Next year's Gilbert district kindergartners will have less art, music and P.E. instruction, and their teachers will have less time with help from instructional assistants.
It's another change the Gilbert Unified School District is making to cut costs during the budget crisis, and it's a move that many teachers and parents are not happy about.
"We're changing culture and changing culture is difficult," said Barbara VeNard, Gilbert's assistant superintendent of educational services. She sent an e-mail Wednesday to kindergarten teachers to let them know of the changes.
Full-day, free kindergarten will continue for the 2009-10 school year, although class sizes are expected to be larger.
However, physical education and music teachers will only give their classes to kindergartners on early-release days, which is about an average of once a month, VeNard said.
Full-day kindergartners now go to music and P.E. classes twice every six-day rotation.
Art classes, which are new this year for kindergarten, are taught once every 12 days. This will change next year to about six times a school year, or once every other 12-day cycle, VeNard said.
The schedules for these "special" classes are still being worked out.
The new schedule will save money because it's a reduction in P.E., music and art teachers, VeNard said.
Kindergarten instructional aides are also getting their hours reduced next school year. Full-day aides, who work 5 1/2 hours, will work four hours. Aides for the half-day kindergarten will work two hours, which is a half-hour less than what they work now, VeNard said.
"We are reducing hours in aides at a rate we still feel confident we can maintain student achievement in our kindergarten classes," VeNard said Wednesday. "I believe the introduction to P.E., art and music from our special area instructors and the funding of instructional assistants is a good balance for our kindergarten program."
Despite less time in these extra classes, VeNard said she believes "kindergarten teachers already integrate music, art and P.E. in their curriculum." She's not asking teachers to change their teaching schedules if they don't incorporate these subjects in everyday learning.
However, some teachers still feel like they are being asked to teach more of these subjects in their classes.
Harris Elementary School kindergarten teacher Kerry Bock said she doesn't have access to musical instruments and a lot of art supplies and doesn't have the extra money to buy these items.
"Kindergarten teachers are not qualified to teach art, music and P.E.," Bock told the school board Tuesday night. "Kindergarten has changed to be more curriculum and academic driven. They need an outlet of more fun things and teachers need time to plan."
With the reduction in assistants and specials, teachers and parents are concerned there will not be enough time for planning lessons.
However, VeNard said the goal is for kindergarten teachers to have a 30-minute lunch and a 30-minute planning period back-to-back every day.

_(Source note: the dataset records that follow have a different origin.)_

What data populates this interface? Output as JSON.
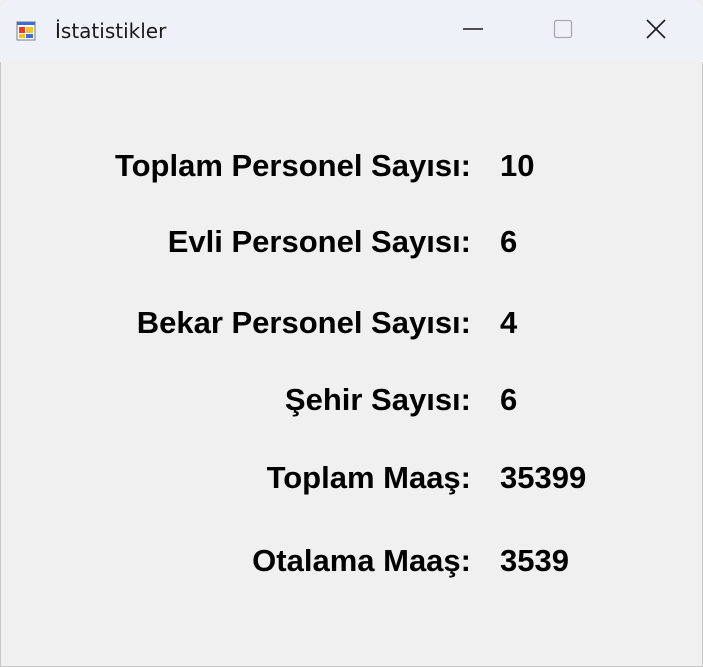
{
  "window": {
    "title": "İstatistikler",
    "icon": "app-form-icon",
    "controls": {
      "minimize_icon": "minimize-icon",
      "maximize_icon": "maximize-icon",
      "close_icon": "close-icon"
    }
  },
  "stats": [
    {
      "label": "Toplam Personel Sayısı:",
      "value": "10"
    },
    {
      "label": "Evli Personel Sayısı:",
      "value": "6"
    },
    {
      "label": "Bekar Personel Sayısı:",
      "value": "4"
    },
    {
      "label": "Şehir Sayısı:",
      "value": "6"
    },
    {
      "label": "Toplam Maaş:",
      "value": "35399"
    },
    {
      "label": "Otalama Maaş:",
      "value": "3539"
    }
  ]
}
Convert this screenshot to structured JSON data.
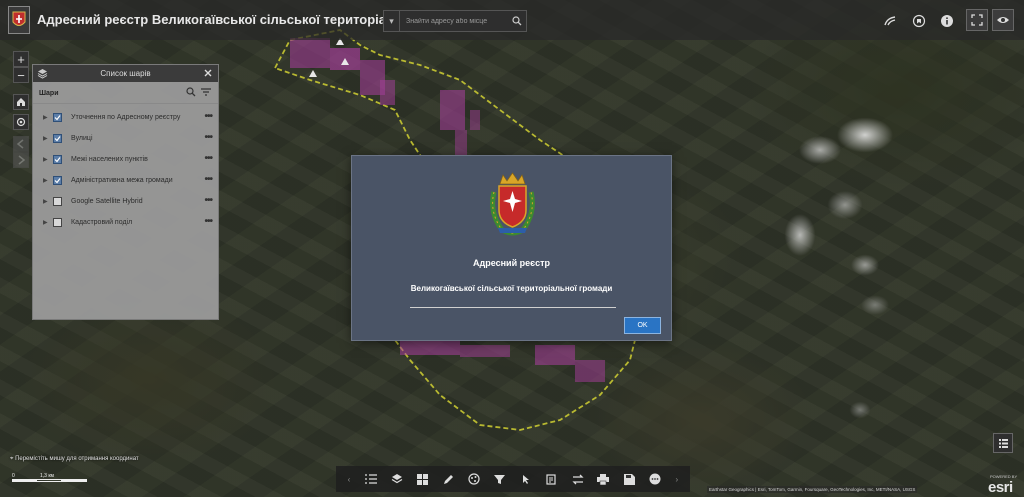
{
  "header": {
    "title": "Адресний реєстр Великогаївської сільської територіальної громади",
    "search_placeholder": "Знайти адресу або місце"
  },
  "layer_panel": {
    "title": "Список шарів",
    "subheader": "Шари",
    "layers": [
      {
        "label": "Уточнення по Адресному реєстру",
        "checked": true
      },
      {
        "label": "Вулиці",
        "checked": true
      },
      {
        "label": "Межі населених пунктів",
        "checked": true
      },
      {
        "label": "Адміністративна межа громади",
        "checked": true
      },
      {
        "label": "Google Satellite Hybrid",
        "checked": false
      },
      {
        "label": "Кадастровий поділ",
        "checked": false
      }
    ]
  },
  "dialog": {
    "title": "Адресний реєстр",
    "subtitle": "Великогаївської сільської територіальної громади",
    "ok_label": "OK"
  },
  "map_controls": {
    "zoom_in": "+",
    "zoom_out": "−"
  },
  "footer": {
    "coord_hint": "Перемістіть мишу для отримання координат",
    "scale_labels": [
      "0",
      "1,3 км"
    ],
    "attribution": "Earthstar Geographics | Esri, TomTom, Garmin, Foursquare, GeoTechnologies, Inc, METI/NASA, USGS",
    "powered_by": "POWERED BY",
    "esri_logo": "esri"
  },
  "colors": {
    "boundary": "#c8c832",
    "parcels": "#b23fa6",
    "dialog_bg": "#4a5466",
    "ok_button": "#2a74c4"
  },
  "icons": {
    "header": [
      "base-map-icon",
      "bookmark-icon",
      "info-icon",
      "fullscreen-icon",
      "visibility-icon"
    ],
    "toolbar": [
      "list-icon",
      "layers-icon",
      "basemap-gallery-icon",
      "draw-icon",
      "analysis-icon",
      "filter-icon",
      "select-icon",
      "edit-icon",
      "swipe-icon",
      "print-icon",
      "save-icon",
      "more-icon"
    ]
  }
}
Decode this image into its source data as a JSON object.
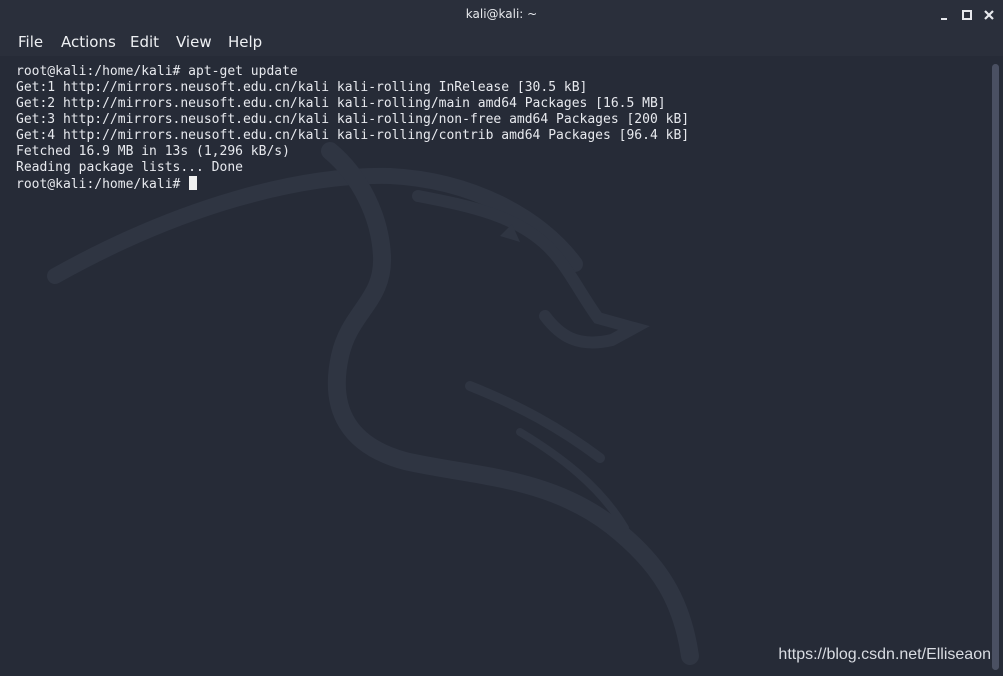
{
  "window": {
    "title": "kali@kali: ~"
  },
  "menubar": {
    "items": [
      "File",
      "Actions",
      "Edit",
      "View",
      "Help"
    ]
  },
  "terminal": {
    "lines": [
      "root@kali:/home/kali# apt-get update",
      "Get:1 http://mirrors.neusoft.edu.cn/kali kali-rolling InRelease [30.5 kB]",
      "Get:2 http://mirrors.neusoft.edu.cn/kali kali-rolling/main amd64 Packages [16.5 MB]",
      "Get:3 http://mirrors.neusoft.edu.cn/kali kali-rolling/non-free amd64 Packages [200 kB]",
      "Get:4 http://mirrors.neusoft.edu.cn/kali kali-rolling/contrib amd64 Packages [96.4 kB]",
      "Fetched 16.9 MB in 13s (1,296 kB/s)",
      "Reading package lists... Done"
    ],
    "prompt": "root@kali:/home/kali# "
  },
  "watermark": {
    "text": "https://blog.csdn.net/Elliseaon"
  },
  "icons": {
    "minimize": "minimize-icon",
    "maximize": "maximize-icon",
    "close": "close-icon"
  },
  "colors": {
    "background": "#262b37",
    "text": "#e7e9ee",
    "dragon": "#2f3542"
  }
}
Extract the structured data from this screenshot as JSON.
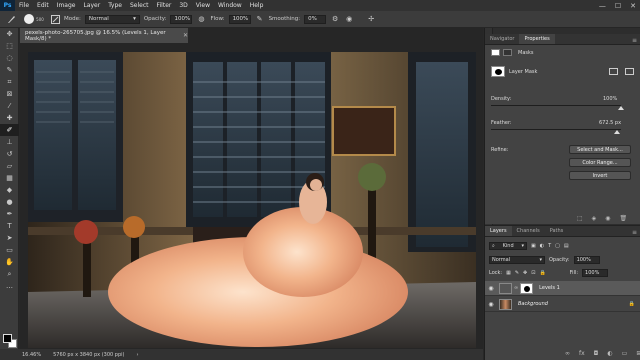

VeNard said aides will help out by taking students to lunch, supervising them during recess and providing 10 minutes of a "quiet transition activity" after lunch and recess. She stressed aides will "not have to teach any lessons."
"Teachers will survive larger class sizes, kindergarten teachers will adjust to not having quality prep time, but the kids will pay," Bock said.
Marshann Donahue, a music teacher at Meridian Elementary School, said the extra classes give teachers a much-needed break and the students are going to be hurt by not having as much time in these classes.
"My goodness gracious, I think kindergarten teachers must have raw hamburger every morning to get them through the day," Donahue told the school board Tuesday night. "They need the opportunity to have their preps (preparation time). It's very important to have breaks."
Lisa Cassano, the Parent Teacher Organization president at Pioneer Elementary School, said she doesn't agree with the kindergarten changes. She thinks administrators need to spend more time in the classroom before they make changes that will affect students.
"They're making these cuts, but they're not seeing what's going on before they're cutting," said Cassano, who has two children in the district and is a former Gilbert third-grade teacher. "I don't think kids are in the equation."
As far as reducing the time in art, music and P.E., Cassano said she thinks "there's a lot of correlation between art and P.E." classes, academic development and how a child's mind develops.
"I think we're going to see a decrease in kids' academic achievements because of this," Cassano said.